# Construct a continuous function $f: (0, 1) \rightarrow \mathbb R$ but is not differentiable at any point of $\{\frac{1}{1+n}: n \in\mathbb N\}$

I can construct many function continuous in this interval . I have to choose one function that is not differentiable in $(0,1)$ because all point of $\{\frac{1}{1+n}: n \in\mathbb N\}$ is in the interval $(0,1)$,but i don't know that function choose that is not differentiable,moreover I don't know like prove that one function is not differentiable, with the definition or have to use other theorem?

• take triangls with sommit at $1/(n+1)$.like mountains.
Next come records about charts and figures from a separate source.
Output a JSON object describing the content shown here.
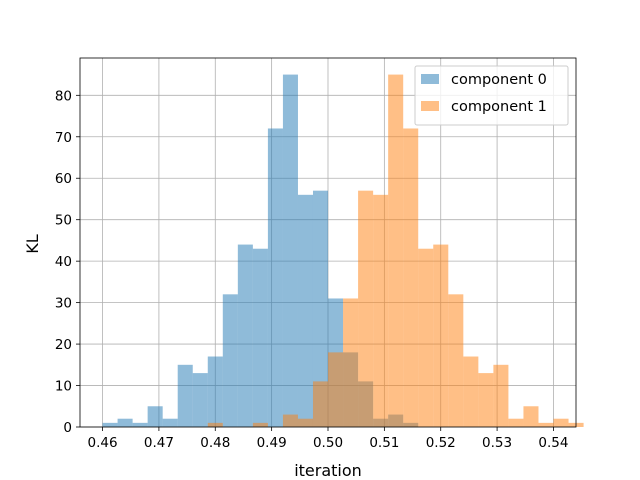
{
  "chart_data": {
    "type": "histogram",
    "xlabel": "iteration",
    "ylabel": "KL",
    "xlim": [
      0.456,
      0.544
    ],
    "ylim": [
      0,
      89
    ],
    "grid": true,
    "legend_position": "top-right",
    "x_ticks": [
      "0.46",
      "0.47",
      "0.48",
      "0.49",
      "0.50",
      "0.51",
      "0.52",
      "0.53",
      "0.54"
    ],
    "y_ticks": [
      "0",
      "10",
      "20",
      "30",
      "40",
      "50",
      "60",
      "70",
      "80"
    ],
    "series": [
      {
        "name": "component 0",
        "color": "#1f77b4",
        "opacity": 0.5,
        "bin_start": 0.46,
        "bin_width": 0.002667,
        "counts": [
          1,
          2,
          1,
          5,
          2,
          15,
          13,
          17,
          32,
          44,
          43,
          72,
          85,
          56,
          57,
          31,
          18,
          11,
          2,
          3,
          1
        ]
      },
      {
        "name": "component 1",
        "color": "#ff7f0e",
        "opacity": 0.5,
        "bin_start": 0.46,
        "bin_width": 0.002667,
        "counts": [
          0,
          0,
          0,
          0,
          0,
          0,
          0,
          1,
          0,
          0,
          1,
          0,
          3,
          2,
          11,
          18,
          31,
          57,
          56,
          85,
          72,
          43,
          44,
          32,
          17,
          13,
          15,
          2,
          5,
          1,
          2,
          1
        ]
      }
    ]
  }
}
May 25, 2017 at 23:12
• Restrict the domain of your favorite everywhere-continuous, nowhere-differentiable function :P May 25, 2017 at 23:13

I am not sure that I understood the question, but I suspect that $\left|\sin\left(\frac\pi x\right)\right|$ will do.
You may apply condensation of singularities. The function $f(x)=\left\{\begin{array}{rcl} 0 & \text{at } x=0\\ x\sin\frac{1}{x} & \text{otherwise}\end{array}\right.$ is everywhere continuous and differentiable everywhere except at the origin. We have $\left|f(x)\right|\leq 1$, hence
$$g(x)=\sum_{n\geq 1}\frac{1}{2^n}\,f\left(x-\frac{1}{n}\right)$$ is a continuous function on $[0,1]$, but it is not differentiable at any point of the form $\frac{1}{n}$.